Enterprises embracing the trend of “API as a business” need to rely on tools that can handle the scale and scope of modern API development. API management tools can help an organization keep track of the following:
- Deployment environments
- Deployment locations
- Customers (API consumers)
- Usage metrics
- Relationships with other APIs
API Management tooling can also deliver higher levels of reliability and security through API Gateways and the implementation, configuration, and management of policies such as, but not limited to:
- Rate limiting
- Traffic shaping
- Data masking
- Various types of authentication
- … and more.
Although management tools come in many flavors, those with the biggest impact are visual tools that come with rich UIs analytics, etc. While still offering CLI-friendly capabilities for the DevOps teams out there. This way, teams can work within the bounds of their skillsets and preferred approaches while still having a clear understanding and control of workflows, API consumption, and activity across the API lifecycle.
When we consider the scope and scale of API need in today’s enterprises, manual and ad hoc management is, at best, high-risk and error-prone. However, effective API management tools could simplify and streamline what was once a daunting and impossible task.
A New Generation of Tools
Among the new generation of tools addressing the evolving business of APIs is Gravitee.

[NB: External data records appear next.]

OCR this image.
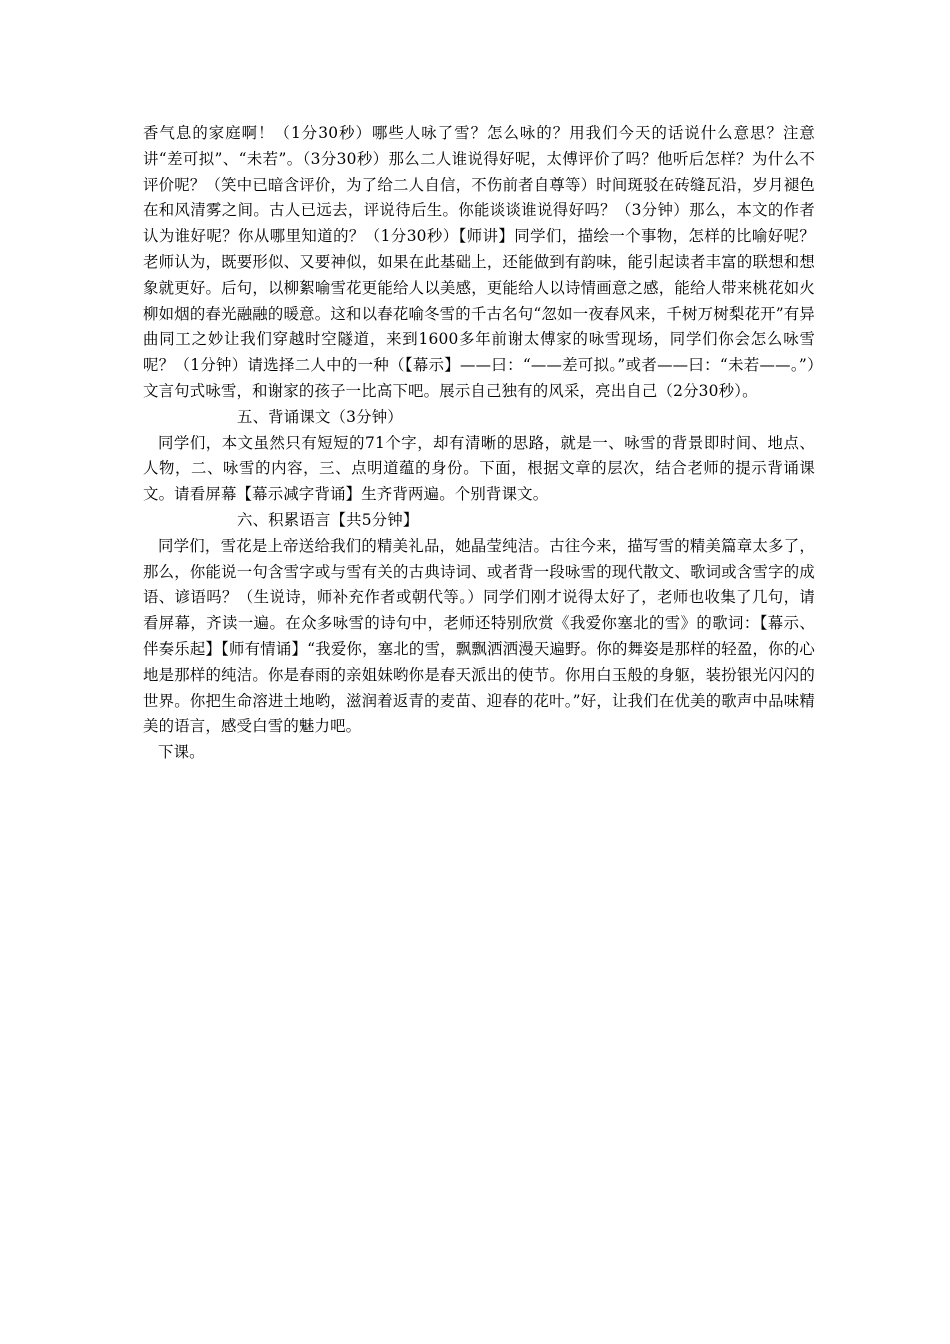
香气息的家庭啊！（1分30秒）哪些人咏了雪？怎么咏的？用我们今天的话说什么意思？注意讲“差可拟”、“未若”。（3分30秒）那么二人谁说得好呢，太傅评价了吗？他听后怎样？为什么不评价呢？（笑中已暗含评价，为了给二人自信，不伤前者自尊等）时间斑驳在砖缝瓦沿，岁月褪色在和风清雾之间。古人已远去，评说待后生。你能谈谈谁说得好吗？（3分钟）那么，本文的作者认为谁好呢？你从哪里知道的？（1分30秒）【师讲】同学们，描绘一个事物，怎样的比喻好呢？老师认为，既要形似、又要神似，如果在此基础上，还能做到有韵味，能引起读者丰富的联想和想象就更好。后句，以柳絮喻雪花更能给人以美感，更能给人以诗情画意之感，能给人带来桃花如火柳如烟的春光融融的暖意。这和以春花喻冬雪的千古名句“忽如一夜春风来，千树万树梨花开”有异曲同工之妙让我们穿越时空隧道，来到1600多年前谢太傅家的咏雪现场，同学们你会怎么咏雪呢？（1分钟）请选择二人中的一种（【幕示】——曰：“——差可拟。”或者——曰：“未若——。”）文言句式咏雪，和谢家的孩子一比高下吧。展示自己独有的风采，亮出自己（2分30秒）。

五、背诵课文（3分钟）

同学们，本文虽然只有短短的71个字，却有清晰的思路，就是一、咏雪的背景即时间、地点、人物，二、咏雪的内容，三、点明道蕴的身份。下面，根据文章的层次，结合老师的提示背诵课文。请看屏幕【幕示减字背诵】生齐背两遍。个别背课文。

六、积累语言【共5分钟】

同学们，雪花是上帝送给我们的精美礼品，她晶莹纯洁。古往今来，描写雪的精美篇章太多了，那么，你能说一句含雪字或与雪有关的古典诗词、或者背一段咏雪的现代散文、歌词或含雪字的成语、谚语吗？（生说诗，师补充作者或朝代等。）同学们刚才说得太好了，老师也收集了几句，请看屏幕，齐读一遍。在众多咏雪的诗句中，老师还特别欣赏《我爱你塞北的雪》的歌词：【幕示、伴奏乐起】【师有情诵】“我爱你，塞北的雪，飘飘洒洒漫天遍野。你的舞姿是那样的轻盈，你的心地是那样的纯洁。你是春雨的亲姐妹哟你是春天派出的使节。你用白玉般的身躯，装扮银光闪闪的世界。你把生命溶进土地哟，滋润着返青的麦苗、迎春的花叶。”好，让我们在优美的歌声中品味精美的语言，感受白雪的魅力吧。

下课。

The Gravitee platform includes tools that will help any organization on its journey toward effective API democratization and management. Its API Designer is a collaborative tool that provides a flow-chart approach to API design. Business stakeholders, product managers, and developers can work together to translate requirements specifications into a high-quality API definition and data model. This is especially useful for teams that have decided to take a design-first approach to API development.
Beyond design, the API Gateway and Management console provides features that include:
- Low-code/no-code policy configuration with a drag n’ drop policy studio
- The ability to implement API plans and contracts to manage and govern consumption
- API documentation management
- The ability to push APIs and their documentation to a consumer-facing Developer Portal
- The flexibility to mediate protocols and connect synchronous APIs (ie REST APIs) to asynchronous systems and APIs (ie a centralized Kafka backend)
Gravitee Cockpit is a cloud-based tool for the centralized management of an enterprise’s entire deployment. With Cockpit, an organization can view, manage, and access their Gravitee instances and environments, and they can promote APIs across these various environments.
Over the decades, application development has evolved from self-contained, monolith applications to distributed, globally accessible, cloud-hosted behemoths that can be the driving force of enterprises. Surviving and competing in today’s API development landscape requires an organizational shift. That shift involves the adoption of tools that facilitate the democratization of APIs and simplify their management. As organizations begin using these tools, this only enhances the efficiency of their processes and reduces time to delivery.